The shroud provides a reservoir of fluid that allows the lighter natural gas to rise up the annulus while the heavier liquids enter the shroud to be produced through the ESP system. It also enables the ESP system to continue operating when gas slugs displace fluid in the wellbore to create low-flow or no-flow conditions.
Mitigating gas interference in the pump stabilizes production rates, improves efficiency, and eliminates reliability issues and downtime associated with pump cycling and gas-lock conditions. The shrouded system design is also beneficial during the installation, protecting the ESP components as they pass through the deviated sections of a horizontal wellbore.
Recirculation Extends Reliability
The system design features a patented, integrated recirculation system that extends ESP longevity and reliability by ensuring adequate motor cooling. The recirculation system continuously redirects fluid flow past the motor to prevent overheating. Thus, it provides mechanical protection for the motor lead extension during installation in deviated or horizontal wellbores and from downhole pressure changes.
Additionally, the recirculation system can be used to deliver a chemical treatment to the area directly below the ESP motor to treat the entire ESP in wells where there are scale or corrosion concerns. The chemical treatment is pumped through the recirculation pump, which mixes the chemicals with well fluid before they come in contact with the ESP system metallurgy. This premixing minimizes any impact on the equipment.
In wells with sand production issues, sand management devices can be incorporated to keep sand from entering the ESP or falling back into it during a shutdown.
Case Study: Kansas
Deploying the multiphase encapsulated production system recently helped an operator in Kansas increase production by 346% compared with a gas lift system, and improved ESP system run life by 440% vs. a traditional ESP design (Fig. 2). The operator had completed a well using 7-in. casing, and during the first year of production installed two separate standard ESP systems and a gas lift system in an attempt to maximize production. However, each system produced disappointing results.
Gas lift was unable to draw down the bottomhole pressure, which limited production. The standard ESPs experienced frequent shutdowns and high motor temperatures, resulting in deferred production and reliability problems.
Each conventional ESP system produced for several months but began to have gas interference when the pressure in the wells declined, which led to an increased number of gas slugging incidents. The increased gas volume in the wellbore caused frequent gas locking of the ESP, which resulted in little to no liquid flowing past the motor and through the pump. Fluid flow is necessary to maintain an adequate operating temperature.

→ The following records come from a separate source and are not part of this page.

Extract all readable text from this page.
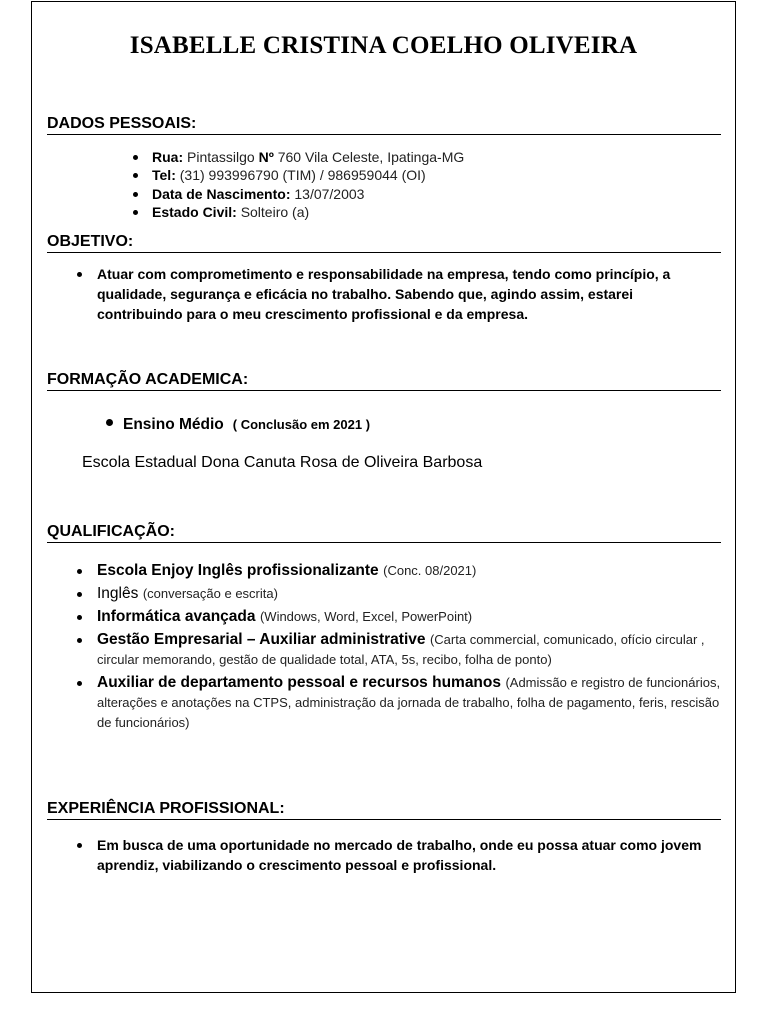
ISABELLE CRISTINA COELHO OLIVEIRA
DADOS PESSOAIS:
Rua: Pintassilgo Nº 760 Vila Celeste, Ipatinga-MG
Tel: (31) 993996790 (TIM) / 986959044 (OI)
Data de Nascimento: 13/07/2003
Estado Civil: Solteiro (a)
OBJETIVO:
Atuar com comprometimento e responsabilidade na empresa, tendo como princípio, a qualidade, segurança e eficácia no trabalho. Sabendo que, agindo assim, estarei contribuindo para o meu crescimento profissional e da empresa.
FORMAÇÃO ACADEMICA:
Ensino Médio ( Conclusão em 2021 )
Escola Estadual Dona Canuta Rosa de Oliveira Barbosa
QUALIFICAÇÃO:
Escola Enjoy Inglês profissionalizante (Conc. 08/2021)
Inglês (conversação e escrita)
Informática avançada (Windows, Word, Excel, PowerPoint)
Gestão Empresarial – Auxiliar administrative (Carta commercial, comunicado, ofício circular , circular memorando, gestão de qualidade total, ATA, 5s, recibo, folha de ponto)
Auxiliar de departamento pessoal e recursos humanos (Admissão e registro de funcionários, alterações e anotações na CTPS, administração da jornada de trabalho, folha de pagamento, feris, rescisão de funcionários)
EXPERIÊNCIA PROFISSIONAL:
Em busca de uma oportunidade no mercado de trabalho, onde eu possa atuar como jovem aprendiz, viabilizando o crescimento pessoal e profissional.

Gas-locking events ultimately led to short runs of 144 days and 102 days, respectively, for the two original ESPs. Following the short runs, the operator tried gas lift. The gas lift system eliminated shutdowns caused by gas interference. However, production was extremely constrained, never exceeding 4 BOPD vs. an average of 66 BOPD and 59 BOPD for the two ESP systems. The limited oil production achievable with gas lift made the well uneconomic.
After evaluating the performance of the previous artificial lift methods, a 5½-in. multiphase encapsulated production system for 7-in. casing was used to decrease nonproductive time and increase the reliability and run life of the ESP system. The encapsulated system eliminated temperature-related shutdowns and maximized production and run life. At case history publication time, the system had run 790 days, compared with 144 days for the the longest-running ESP that it replaced.